Her parents, her sisters, her brothers, her aunts and uncles, are ashamed to have a soldier in the family.

Her family is ashamed of her, so she climbed the mountain. She begged the sages to let her in.

She can feel the heat of the volcano underneath her sandaled feet. It pushes at the rocks and pulses behind her eyes. The jerky, crooked staircase clinging to the volcano walls slips away from her as she climbs lower. The spirits can light fire to rocks, make rocks into fire. Their people failed to follow their example. Their people failed them. The mountains all around the nation, on all the islands will erupt with their fury soon.

She steps into the temple and bows her head. The whole nation is bowing its head to the Avatar, the Earth Kingdom, and the Water Tribes. She kneels down and puts her hands flat on the floor in front of the temple’s chief sage.

Maybe if she bows long enough to better people, if she soothes the spirits and tends the temple and stops fighting, she will wash away some of that shame.

Color at the Edges

Zuko took the swords off the wall. They sank into their sheath and weighed against his back like they belonged there, like he wasn’t a firebender and they were his only weapon. His feet picked out the path out the door and down the corridor, and when he raised his hand to his face, he almost expected the blue spirit mask to be there.

The wind tugged at the heavy tapestries of firelords, their forms indistinct and nightmarish in the darkness. He hadn’t realized where he was going, and he moved away hastily, hand on his sword hilts.

During the day, the palace was warm reddish orange, with the shadows tucked into the corners. That was always how he had remembered it, with the sunlight coming through the windows and the gaps in the latticework. At night-

He shoved the hood back and stood at one of the open windows. His arm reached out into the moonlight, and it looked gray and insubstantial, not real.

Somehow, when he had remembered the palace, when he had been on his ship, trapped on the ocean, he had remembered the palace during the daytime, with his mother there, as if he could go home, and everything would be like it had been three years before his exile, and Azula would be eight again, Mai and Ty Lee would be there, and he would just be able to slip back into the skin of who he had been.

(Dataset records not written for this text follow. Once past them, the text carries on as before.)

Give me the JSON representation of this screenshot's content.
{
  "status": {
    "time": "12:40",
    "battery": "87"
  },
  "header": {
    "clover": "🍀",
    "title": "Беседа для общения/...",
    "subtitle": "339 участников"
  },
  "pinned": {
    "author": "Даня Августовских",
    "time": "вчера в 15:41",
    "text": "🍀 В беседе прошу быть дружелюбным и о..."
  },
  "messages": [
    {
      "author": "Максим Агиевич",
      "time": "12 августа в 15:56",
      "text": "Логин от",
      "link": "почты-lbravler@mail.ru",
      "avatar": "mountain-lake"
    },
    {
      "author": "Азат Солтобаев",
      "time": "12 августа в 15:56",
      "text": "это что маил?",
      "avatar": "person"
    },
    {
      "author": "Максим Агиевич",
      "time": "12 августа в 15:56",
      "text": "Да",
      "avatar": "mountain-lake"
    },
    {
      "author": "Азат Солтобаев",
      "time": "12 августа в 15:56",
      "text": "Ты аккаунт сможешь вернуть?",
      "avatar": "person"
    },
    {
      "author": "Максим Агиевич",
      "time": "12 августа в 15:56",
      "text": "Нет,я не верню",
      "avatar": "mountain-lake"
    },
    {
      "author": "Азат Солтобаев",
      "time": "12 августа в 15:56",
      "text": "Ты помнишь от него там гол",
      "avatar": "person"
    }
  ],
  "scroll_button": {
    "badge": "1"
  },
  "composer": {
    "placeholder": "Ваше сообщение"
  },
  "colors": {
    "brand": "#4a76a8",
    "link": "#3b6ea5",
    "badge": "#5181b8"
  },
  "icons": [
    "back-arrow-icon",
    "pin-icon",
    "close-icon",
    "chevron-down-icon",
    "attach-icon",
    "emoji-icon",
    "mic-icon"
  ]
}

But it was night. Mai and Ty Lee were there because Azula had dragged them back, not because everything was the same. The scar was still on his face. Everything had still happened. And Uncle-

He raised a fire into the palm of his hand. It threw red around the corridor and glowed hot, like daytime.


“So how do you like the Fire Nation so far?” Mai felt like an idiot as soon as the words left her mouth and lingered in the air like all the other brainless polite things her mother had always tried to get her to say.

They sounded right when other people said them. They just sounded stupid when she did.

But Toph just kicked the dirt in the flowerbed. Mai didn’t even try to drag her out. “I’ve been trying to set up a fire rumble, but you know, no one seems to be going for it.”

“Wonder why.”

“People here are weird.”

“So when do you think you’re going home?” She felt sick as soon as she said it, sick and... Now that you’ve won the war, she wanted to say. Which is why I know you wouldn’t like the Fire Nation so far, because we were fighting you. I don’t want you to stay because you think you have to, now that your friends have left. I’m not trying to make you leave. But if she said them, they would just sound worse.

Toph flinched a little and stomped the ground. The flagstones rumbled, and Mai wished Toph would open them up and let her sink into the earth, where she wouldn’t have to say anything. “Thought I’d stick around, keep you and Sulkypants company.”

“That’s nice.”

“But if you don’t want me around-”

“NO!” It came out as a shout, and Mai wanted to scream at herself. “No. I just-” didn’t want you to think you had to. “So you want to stay?”

“I don’t want to go home.”

Mai swallowed. “I want you to stay.”

Toph leaned back against a low wall. “My parents think I’m a delicate little flower.”

Mai smirked. “Of course they do.”

“It’s stupid,” she said, like a challenge.

“Yeah, it is.”

Toph glanced around the garden, and Mai wondered what she was looking at if she couldn’t see. “So... you want me to stay?”

Mai sat down on top of the wall and swung her feet up. “If you want to.”

You Understand

Mai fidgeted and the handmaid grabbed her arm to steady her on the stool. “Aren’t you done yet?” she demanded, but her mother just smiled.

“You want to look your best for Prince Zuko, don’t you?” she said pityingly, and Mai wanted to tear the hairbrush out of the maid’s hand and throw it across the room. “After all, it might be the last time you ever see him.”

“I just want to see him period.” The hairbrush slid though her hair. There weren’t any knots left. “We’re gonna be too late.”

“Calm down, dear. The more you fuss, the longer it’ll take.”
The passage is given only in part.